Flowers blooming at the Atacama desert. (Representational image)
Plants in the Atacama Desert have started blooming in the middle of winter for the first time in a decade. It covered a portion of the driest desert on Earth in the hues of white and violet.
Researchers reveal that one of the reasons behind these inadvertent events is perhaps climate change.
Plants in the Atacama desert blooming is a novelty, and that too in the middle of the winter season. Some say that this rare bloom is due to rains in North Chile during the Southern Hemisphere’s fall.
Rare winter rainfall sparks unusual bloom in the Atacama Desert
In mid-April, about 0.4 inches (11 millimeters) of rain fell, combined with the locally known morning fog, “camanchaca,” to stimulate vegetation that can stay dormant for up to 15 years. The species which made the landscape were “pata de guanaco” which came in bright fuchsia-colored flowers and the white “sighs of the field”.
The major areas where the flowering happened were between 115 and 155 square miles. This was confirmed by César Pizarro, head of the Biodiversity Conservation section and Scientific Research at the National Forestry Corporation (Conaf) in Atacama.
Usually, a full flowering desert (mostly happens from September to October) due to rains in the winter can stretch up to 5,800 square miles, where around 200 species of flowers bloom.
Most of the time flowers bloom during the springtime and within the months of June, July, and August. This mainly happens due to the El Nino effect – one that causes an increase in precipitation in Chile above average.
La Nina may hinder Atacama’s rare winter bloom, impacting pollination
A few years back in 2015 there were rains in March, causing a lot of blooming, but it’s not clear whether or not that will be the case this time. According to experts, this situation is likely to stay for one more month before it transitions to La Nina.
In any case, if La Nina happens again, these flower patches will perhaps be the last ones to be seen in this decade. Also, the rare winter flowering of the Atacama desert also faces problems.
According to María Fernanda Pérez, associate professor of ecology at the Pontifical Catholic University of Chile, the main problem is that pollinators do not arrive as quickly as the plants react to rain. “If the seeds germinate and flower but the pollinators do not arrive, the seeds run out,” she told Live Science.
She added that this is perhaps what’s happening now due to the absence of bees, moths, beetles or other pollinators.
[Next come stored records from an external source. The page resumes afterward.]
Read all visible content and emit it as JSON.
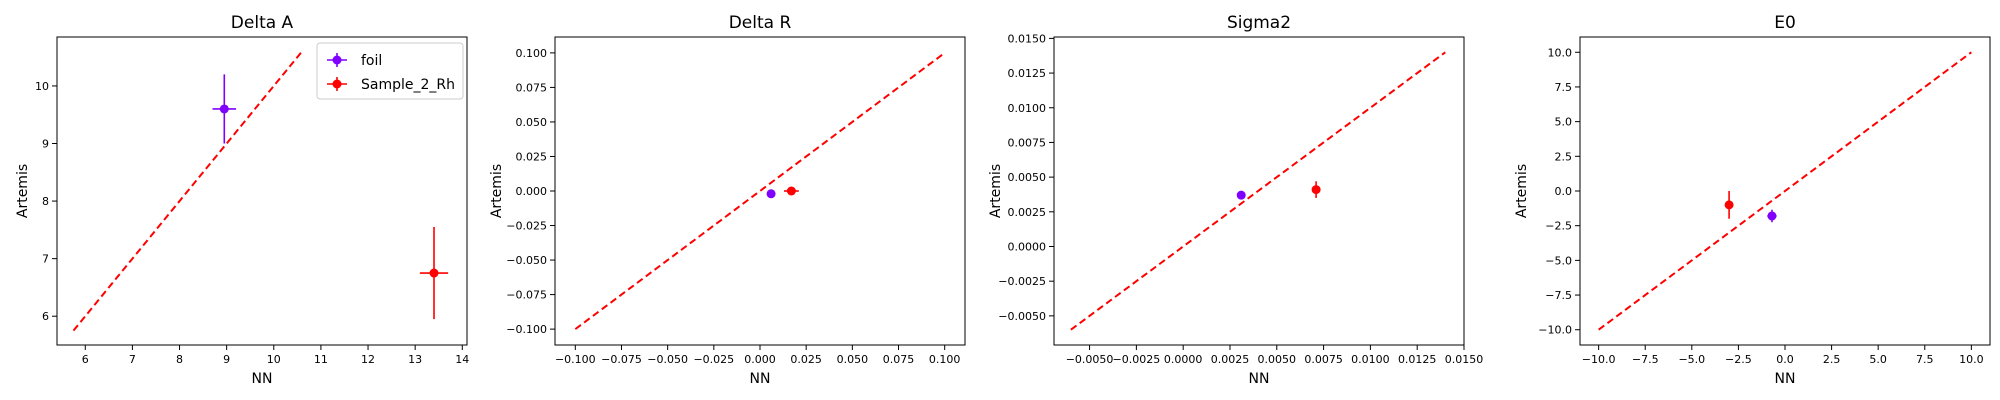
{
  "figure": {
    "ylabel_common": "Artemis",
    "xlabel_common": "NN"
  },
  "chart_data": [
    {
      "type": "scatter",
      "title": "Delta A",
      "xlabel": "NN",
      "ylabel": "Artemis",
      "xlim": [
        5.4,
        14.1
      ],
      "ylim": [
        5.5,
        10.85
      ],
      "xticks": [
        6,
        7,
        8,
        9,
        10,
        11,
        12,
        13,
        14
      ],
      "xticklabels": [
        "6",
        "7",
        "8",
        "9",
        "10",
        "11",
        "12",
        "13",
        "14"
      ],
      "yticks": [
        6,
        7,
        8,
        9,
        10
      ],
      "yticklabels": [
        "6",
        "7",
        "8",
        "9",
        "10"
      ],
      "reference_line": {
        "x": [
          5.75,
          10.6
        ],
        "y": [
          5.75,
          10.6
        ],
        "color": "#ff0000",
        "style": "dashed"
      },
      "legend": {
        "location": "upper right",
        "entries": [
          "foil",
          "Sample_2_Rh"
        ]
      },
      "series": [
        {
          "name": "foil",
          "color": "#7f00ff",
          "x": [
            8.95
          ],
          "y": [
            9.6
          ],
          "xerr": [
            0.25
          ],
          "yerr": [
            0.6
          ]
        },
        {
          "name": "Sample_2_Rh",
          "color": "#ff0000",
          "x": [
            13.4
          ],
          "y": [
            6.75
          ],
          "xerr": [
            0.3
          ],
          "yerr": [
            0.8
          ]
        }
      ]
    },
    {
      "type": "scatter",
      "title": "Delta R",
      "xlabel": "NN",
      "ylabel": "Artemis",
      "xlim": [
        -0.111,
        0.111
      ],
      "ylim": [
        -0.1115,
        0.1115
      ],
      "xticks": [
        -0.1,
        -0.075,
        -0.05,
        -0.025,
        0,
        0.025,
        0.05,
        0.075,
        0.1
      ],
      "xticklabels": [
        "−0.100",
        "−0.075",
        "−0.050",
        "−0.025",
        "0.000",
        "0.025",
        "0.050",
        "0.075",
        "0.100"
      ],
      "yticks": [
        -0.1,
        -0.075,
        -0.05,
        -0.025,
        0,
        0.025,
        0.05,
        0.075,
        0.1
      ],
      "yticklabels": [
        "−0.100",
        "−0.075",
        "−0.050",
        "−0.025",
        "0.000",
        "0.025",
        "0.050",
        "0.075",
        "0.100"
      ],
      "reference_line": {
        "x": [
          -0.1,
          0.1
        ],
        "y": [
          -0.1,
          0.1
        ],
        "color": "#ff0000",
        "style": "dashed"
      },
      "series": [
        {
          "name": "foil",
          "color": "#7f00ff",
          "x": [
            0.006
          ],
          "y": [
            -0.002
          ],
          "xerr": [
            0.001
          ],
          "yerr": [
            0.002
          ]
        },
        {
          "name": "Sample_2_Rh",
          "color": "#ff0000",
          "x": [
            0.017
          ],
          "y": [
            0.0
          ],
          "xerr": [
            0.004
          ],
          "yerr": [
            0.003
          ]
        }
      ]
    },
    {
      "type": "scatter",
      "title": "Sigma2",
      "xlabel": "NN",
      "ylabel": "Artemis",
      "xlim": [
        -0.0069,
        0.015
      ],
      "ylim": [
        -0.0071,
        0.0151
      ],
      "xticks": [
        -0.005,
        -0.0025,
        0,
        0.0025,
        0.005,
        0.0075,
        0.01,
        0.0125,
        0.015
      ],
      "xticklabels": [
        "−0.0050",
        "−0.0025",
        "0.0000",
        "0.0025",
        "0.0050",
        "0.0075",
        "0.0100",
        "0.0125",
        "0.0150"
      ],
      "yticks": [
        -0.005,
        -0.0025,
        0,
        0.0025,
        0.005,
        0.0075,
        0.01,
        0.0125,
        0.015
      ],
      "yticklabels": [
        "−0.0050",
        "−0.0025",
        "0.0000",
        "0.0025",
        "0.0050",
        "0.0075",
        "0.0100",
        "0.0125",
        "0.0150"
      ],
      "reference_line": {
        "x": [
          -0.006,
          0.014
        ],
        "y": [
          -0.006,
          0.014
        ],
        "color": "#ff0000",
        "style": "dashed"
      },
      "series": [
        {
          "name": "foil",
          "color": "#7f00ff",
          "x": [
            0.0031
          ],
          "y": [
            0.0037
          ],
          "xerr": [
            0.0002
          ],
          "yerr": [
            0.0003
          ]
        },
        {
          "name": "Sample_2_Rh",
          "color": "#ff0000",
          "x": [
            0.0071
          ],
          "y": [
            0.0041
          ],
          "xerr": [
            0.0002
          ],
          "yerr": [
            0.0006
          ]
        }
      ]
    },
    {
      "type": "scatter",
      "title": "E0",
      "xlabel": "NN",
      "ylabel": "Artemis",
      "xlim": [
        -11.0,
        11.0
      ],
      "ylim": [
        -11.1,
        11.1
      ],
      "xticks": [
        -10,
        -7.5,
        -5,
        -2.5,
        0,
        2.5,
        5,
        7.5,
        10
      ],
      "xticklabels": [
        "−10.0",
        "−7.5",
        "−5.0",
        "−2.5",
        "0.0",
        "2.5",
        "5.0",
        "7.5",
        "10.0"
      ],
      "yticks": [
        -10,
        -7.5,
        -5,
        -2.5,
        0,
        2.5,
        5,
        7.5,
        10
      ],
      "yticklabels": [
        "−10.0",
        "−7.5",
        "−5.0",
        "−2.5",
        "0.0",
        "2.5",
        "5.0",
        "7.5",
        "10.0"
      ],
      "reference_line": {
        "x": [
          -10,
          10
        ],
        "y": [
          -10,
          10
        ],
        "color": "#ff0000",
        "style": "dashed"
      },
      "series": [
        {
          "name": "foil",
          "color": "#7f00ff",
          "x": [
            -0.7
          ],
          "y": [
            -1.8
          ],
          "xerr": [
            0.25
          ],
          "yerr": [
            0.45
          ]
        },
        {
          "name": "Sample_2_Rh",
          "color": "#ff0000",
          "x": [
            -3.0
          ],
          "y": [
            -1.0
          ],
          "xerr": [
            0.2
          ],
          "yerr": [
            1.0
          ]
        }
      ]
    }
  ]
}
She flagged another incident where she mentioned that decoupling between flowering and pollinators caused by these rare events can mean no seeds being available.
Climate change can cause rare events like the blooming of the flowers to occur frequently which could also mean that annual plants mostly don’t reproduce.
Atacama desert is mostly known as one of the dried places on Earth, and it experiences a “flowering desert” a rare and spectacular event. This mostly happens during heavy rainfall during the winter.
Most of the time the blooming totally revamps the barren landscape into a colorful canvas, which attracts tourists and botanists all across the globe.